I am using command line switches as suggested in readme for high end GPUs:
-sbs 384 -spike_fft_thresh 4096 -tune 1 64 1 4 -oclfft_tune_gr 256 -oclfft_tune_lr 16 -oclfft_tune_wg 256 -oclfft_tune_ls 512 -oclfft_tune_bn 64 -oclfft_tune_cw 64

Average TDP with Guppies is around 58% (over 70% with non-Guppies), average GPU load around 97%.
6) Message boards : Number crunching : OpenCL vs CUDA (Stock) (Message 1809220)
Posted 12 days ago by Profile M_M
I somehow expected this; Latest GPUs are not used well by now old Cuda 5.0, while OpenCL is a bit higher level programming and OpenCL driver itself is doing a better job optimizing the task to actual higher-end GPU hardware.

Sure, well written code in Cuda 7.5/8.0 would probably be even better but requires some additional human effort to be put in...
7) Message boards : Number crunching : GPU FLOPS: Theory vs Reality (Message 1808728)
Posted 14 days ago by Profile M_M
@Shaggie76: Is it possible to get some stats about SoG vs Cuda 5.0 on GTX7xx, GTX9xx and GTX10x0?
8) Message boards : Number crunching : GPU FLOPS: Theory vs Reality (Message 1808569)
Posted 15 days ago by Profile M_M
The generic GPU usage tells only the first SMX usage.

So this is then a catch - most developers probably fully rely on generic GPU usage indication when optimizing their GPU code and judging if their code is squeezing maximum from GPU, but this is wrong as they should actually more rely on power consumption if they want to optimize code for maximum efficiency and performance...
9) Message boards : Number crunching : GPU FLOPS: Theory vs Reality (Message 1808446)
Posted 16 days ago by Profile M_M
I am also a bit surprised that difference between GTX1080 and GTX1070 is so small, since GTX1080 has 33% more compute units (2560 vs 1920 shaders) and 25% faster memory (10GHz vs 8GHz), and its even a bit higher clocked, so something is holding GTX1080 back? Even nVidia was advertizing GTX1080 as 8.9 TFLOPS and GTX1070 as 6.5 TFLOPS.

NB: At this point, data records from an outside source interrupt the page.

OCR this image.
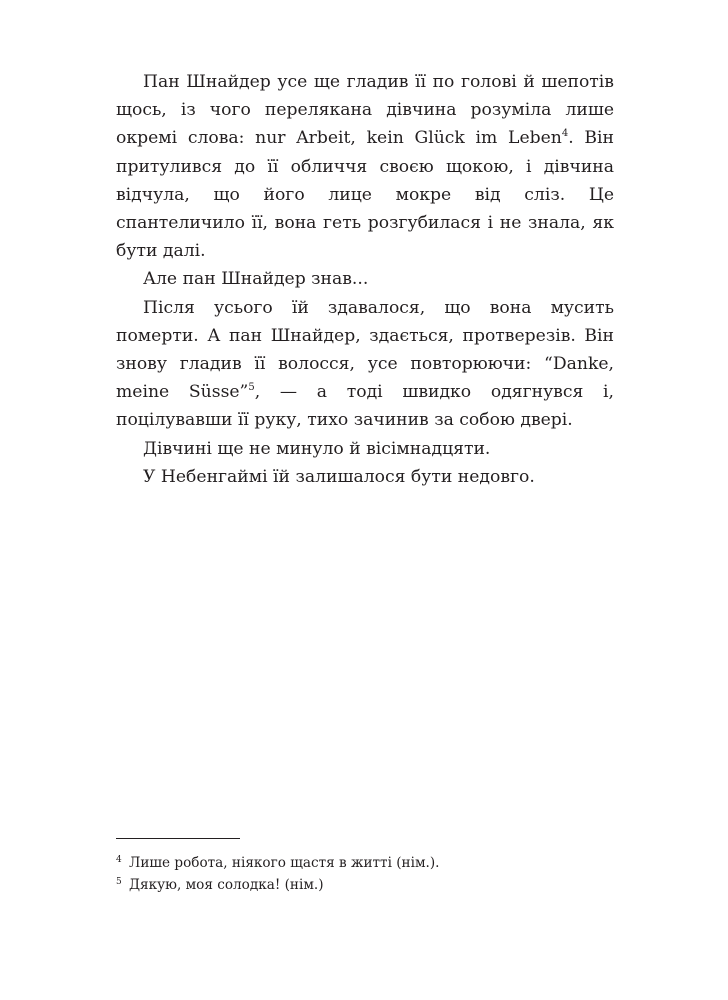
Пан Шнайдер усе ще гладив її по голові й шепотів щось, із чого перелякана дівчина розуміла лише окремі слова: nur Arbeit, kein Glück im Leben$^4$. Він притулився до її обличчя своєю щокою, і дівчина відчула, що його лице мокре від сліз. Це спантеличило її, вона геть розгубилася і не знала, як бути далі.

Але пан Шнайдер знав...

Після усього їй здавалося, що вона мусить померти. А пан Шнайдер, здається, протверезів. Він знову гладив її волосся, усе повторюючи: “Danke, meine Süsse”$^5$, — а тоді швидко одягнувся і, поцілувавши її руку, тихо зачинив за собою двері.

Дівчині ще не минуло й вісімнадцяти.

У Небенгаймі їй залишалося бути недовго.

4 Лише робота, ніякого щастя в житті (нім.).

5 Дякую, моя солодка! (нім.)
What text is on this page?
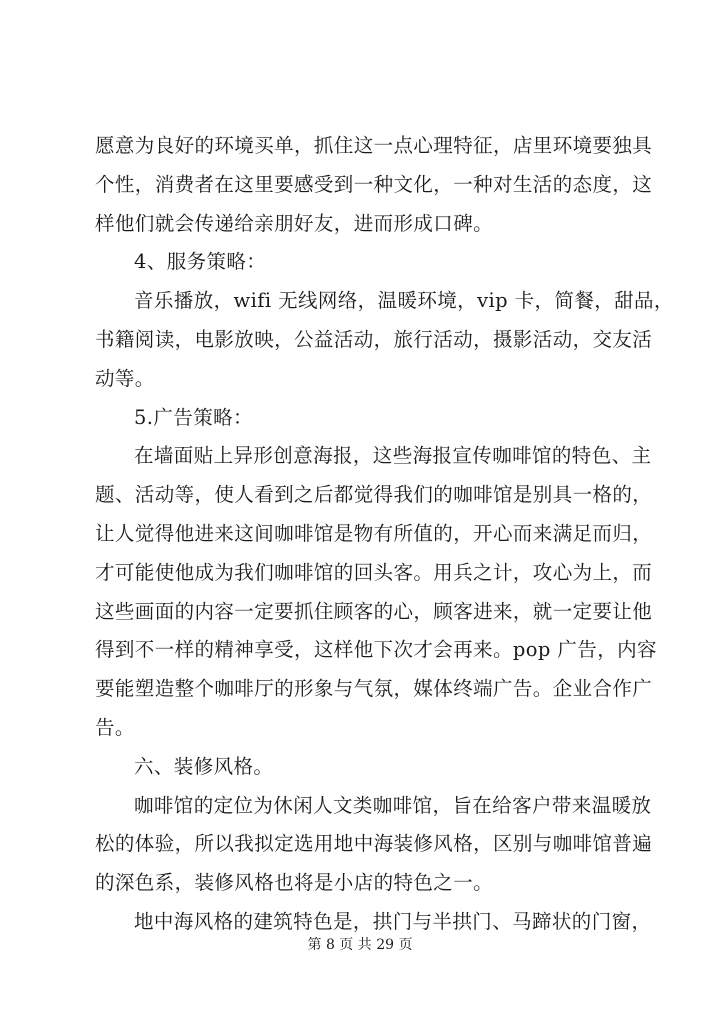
愿意为良好的环境买单，抓住这一点心理特征，店里环境要独具
个性，消费者在这里要感受到一种文化，一种对生活的态度，这
样他们就会传递给亲朋好友，进而形成口碑。
4、服务策略：
音乐播放，wifi 无线网络，温暖环境，vip 卡，简餐，甜品，
书籍阅读，电影放映，公益活动，旅行活动，摄影活动，交友活
动等。
5.广告策略：
在墙面贴上异形创意海报，这些海报宣传咖啡馆的特色、主
题、活动等，使人看到之后都觉得我们的咖啡馆是别具一格的，
让人觉得他进来这间咖啡馆是物有所值的，开心而来满足而归，
才可能使他成为我们咖啡馆的回头客。用兵之计，攻心为上，而
这些画面的内容一定要抓住顾客的心，顾客进来，就一定要让他
得到不一样的精神享受，这样他下次才会再来。pop 广告，内容
要能塑造整个咖啡厅的形象与气氛，媒体终端广告。企业合作广
告。
六、装修风格。
咖啡馆的定位为休闲人文类咖啡馆，旨在给客户带来温暖放
松的体验，所以我拟定选用地中海装修风格，区别与咖啡馆普遍
的深色系，装修风格也将是小店的特色之一。
地中海风格的建筑特色是，拱门与半拱门、马蹄状的门窗，
第 8 页 共 29 页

I would guess that current application implementation is not using its extra resources well... Maybe time for some new, optimized application?
10) Message boards : Number crunching : GPU FLOPS: Theory vs Reality (Message 1808366)
Posted 16 days ago by Profile M_M
As I know, it is float 32bit, i.e. single precision (SP), where nVidia is in general slightly faster in same price bracket. However, in DP AMD is usually faster as nVidia is "saving" DP performance for much more expensive dedicated compute cards like Tesla P100 for example.
11) Message boards : Number crunching : GPU FLOPS: Theory vs Reality (Message 1808343)
Posted 16 days ago by Profile M_M
AMD Fiji is R9 Fury series, i.e. still AMD top performance series, waiting to be replaced soon, since it cannot compete to new nVidia GPUs.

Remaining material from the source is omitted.